There are countless people out there who would love to quit smoking. Smoking is not good for the health of the smoker, nor those around them. The advice in this article should provide you with a good starting point for ridding yourself of the habit of smoking.
Hypnosis is an effective tool to use when you stop smoking. This non-traditional method of quitting has shown great success with many smokers. Entering a deep trance while hearing positive affirmations may work for you. After the trance is broken, you may find that cigarettes hold little appeal, which puts you even closer to your goal of quitting.
Many people find that taking up a new fitness program, exercise class or physical acivity can make it easier to avoid smoking. Exercise will help you in stress relief as well. If you are not a very active person, you can start slowly with going for walks regularly. You should consult a physician before implementing any exercise routine.
Nicotine Replacement Therapy
Perhaps nicotine replacement therapy would be helpful. Nicotine withdrawal can make you feel depressed, restless, frustrated or irritable. Cravings can often be overwhelming. Therapies like nicotine replacement therapy can be helpful. People who use these products have twice as much likelihood of quitting for good as those who go cold turkey. It is not recommended that you use a nicotine replacement product and smoke at the same time, though.
When attempting to stop smoking, you must avoid the particular triggers that cause you to smoke. For instance, if your triggers include smoking while driving, the end of a meal or driving, try to find alternatives to the cigarette to replace them. Find something else that can take your mind off of things when this happens
Talk to your physician to see if he can help you quit. Your doctor has access to quit-smoking resources that you don’t. Also, if your doctor feels that your situation calls for it, he or she may think it is best for you to take a prescription medication for quitting.
You should not try to stop smoking alone. Inform your family and friends that you are attempting to quit and ask them to inspire you to drop this habit. You might also want to consider joining a support group. Meeting other people who want to quit will help you stay motivated and you will be able to share tips.
To avoid cracking under the pressure of cravings and nicotine withdrawal, find healthy ways to deal with the resulting stress. Perhaps you could go to the gym during the time that your cravings are at their worst, or you could get a new hobby. Fill your downtime with enjoyable, lighthearted distractions – the latest novel, date night or a cultural outing.
Reduce the number of cigarettes you smoke a little each day. That will help you slowly begin your journey to quit smoking. Try a delay of one hour before you smoke your first morning cigarette. Try smoking only a half cigarette in order to help you cut back on how much you smoke.
Keep your motivation for quitting on your mind all the time. This may mean pinning motivational messages on your office wall, or wearing a bracelet that symbolizes your intentions. No matter what you decide, having a visual reminder will help keep temptations and cravings at bay
For anyone that tries to quit smoking, the first week is always the most difficult. When you first stop smoking, the nicotine levels in your body drop quickly and lead to withdrawal symptoms. After that, you will experience mainly psychological cravings. Although still difficult to endure, psychological cravings are much less traumatic, when compared to physical cravings.

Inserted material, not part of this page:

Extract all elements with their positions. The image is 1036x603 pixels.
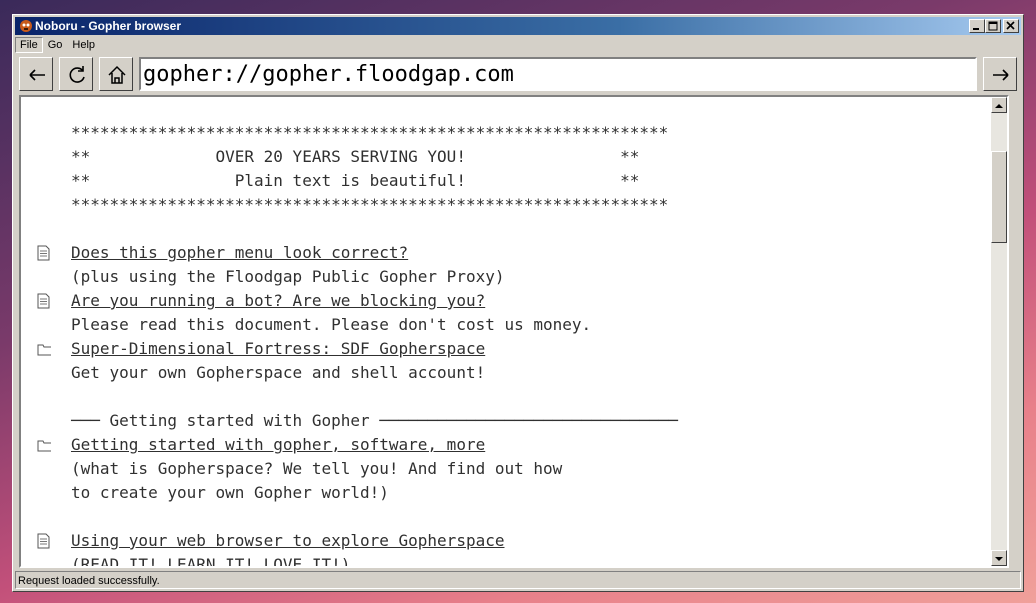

Start working out as soon as you quit smoking. You might be surprised by how much easier and more pleasurable exercise is now that you’re not smoking. Regular exercise will also prevent weight gain. Exercise produces endorphins, which do not replace nicotine highs, but do ease the withdrawal symptoms.
If you relapse, get back on track and stay resolved to quit. Plenty of people that did eventually stop smoking failed the first time they tried. Figure out what caused your determination to wane and treat it as a learning experience to help guide you the next time you quit. You may triumph the next time.
Exercising can help replace your smoking habit. Not only does a work out release endorphins, which improves your mood, but it is also an excellent way to take your mind off your cravings. Exercise will also help boost your metabolism to make up for the hit it takes when you quit smoking, reducing your potential weight gain.
Speak with a medical professional about any stop smoking aids that are good for quitting. There are more new products on the market than ever that are designed specifically to help people stop smoking. These options might be prescription or over-the-counter and many are quite new to the market, meaning you’re likely to find one that works for you. Ask your doctor for recommendations that will help you quit.
If all else fails, seek counseling to help with quitting. Sometimes, there are emotional reasons as to why a person smokes. When emotional stability is intact, smoking urges tend to go away. If it sounds like something you’d be interested in, speak to a physician that can refer you to the correct expert.
This article should give you a better perspective on how to stop smoking. Remember how important it is to establish a support system and to make every effort to overcome this vice. Use the guidelines from this article and make yourself proud!